We put more details about our Lyra’s optimizations.

C.1 Reducing the number of P4 Tables

Reducing the number of P4 tables. The first optimization aims to reduce the number of tables in the synthesized P4 programs. In one of the P4 features, the metadata in packet header can be set by `set_metadata(dst_v, src_v)` during the packet header parsing; thus, in the conditional implementation synthesis (§5.2), we traverse each extracted predicate block to identify the `set_metadata`. For each `set_metadata`, we backtrack the dependency of its `dst_v` to check whether the `dst_v` was read in somewhere. If not, we move this `set_metadata` to the parser body, preventing the `set_metadata` from being enveloped as a table. In other words, we do the best to reduce the chance of `set_metadata` generating tables. This optimization can yield a 50% reduction to the number of generated tables in our P4 INT program.

C.2 Optimizing Results via Metrics

Lyra further offers the network programmers with options that allow them to specify a requirement for optimizing the generated chip code. Such a requirement could be maximizing the usage of a certain switch or compacting the Lyra program to minimize the number of programmed switches in each scope. To achieve this optimization, we implement the constraints specific to each option. For example, we can minimize the number of switches hosting the generated tables by minimizing $\sum_{s \in \text{switches}} \text{If}(f_s(1), 1, 0)$. For another example, we can maximize the number of tables on a specified switch, by assigning a much bigger weight for that specified switch and minimizing the final result.

D MORE DISCUSSIONS

This section discusses more details about Lyra’s implementation, including unifying different ASIC libraries and the expressiveness of Lyra model.

Unifying different ASIC libraries. Given that programmable ASICs from different vendors offer different chip-specific libraries, in Lyra compiler, we hard-code a collection of mapping functions that convert chip-specific libraries into common IR representation. In our experience, we met two types of mapping. First, libraries from different ASICs offer the same functions but with different APIs. For example, in P4, a CRC hash calculation is realized through a combination of `field_list`, `field_list_calculation`, and `modify_field_with_hash_based_offset`; while in NPL, the CRC hash calculation is implemented as a special function call. For this type, Lyra compiler provides a predefined library-function, called `crc_hash()`, which hard-codes the CRC hash calculation APIs in different programmable ASICs.

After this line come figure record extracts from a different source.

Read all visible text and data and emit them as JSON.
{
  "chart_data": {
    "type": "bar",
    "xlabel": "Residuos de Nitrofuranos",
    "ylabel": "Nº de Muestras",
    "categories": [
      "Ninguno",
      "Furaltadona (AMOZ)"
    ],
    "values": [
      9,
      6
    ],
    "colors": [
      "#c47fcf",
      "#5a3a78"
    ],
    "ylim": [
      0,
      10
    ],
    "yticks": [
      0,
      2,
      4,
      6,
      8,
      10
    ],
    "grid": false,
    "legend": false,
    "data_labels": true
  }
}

The second type is: some of the chip-specific libraries only exist on their own ASICs. For example, ASIC A may support range matching tables, ASIC B may only provide TCAM matching tables. In this case, Lyra also hard-codes mapping functions to unify the chip-specific features across different ASICs, such as converting the range matching rules (for ASIC A) into multiple TCAM matching rules (for ASIC B). For multi-switch case, Lyra would also search a solution across the ASICs defined in the given scope. If there is no mapping function and cannot find an alternative ASIC, Lyra compiler would report a compilation error.

The expressiveness of Lyra model. Lyra’s constraint solving is built on the SMT solver; thus, our synthesis capability heavily relies on the expressiveness of SMT solver. Although our experience observed that many constraints are hard to encode, we have not seen any of resource constraints that cannot be encoded into SMT model yet. By far, while we are not aware of cases that can not be encoded by Lyra, we cannot exclude such possibility.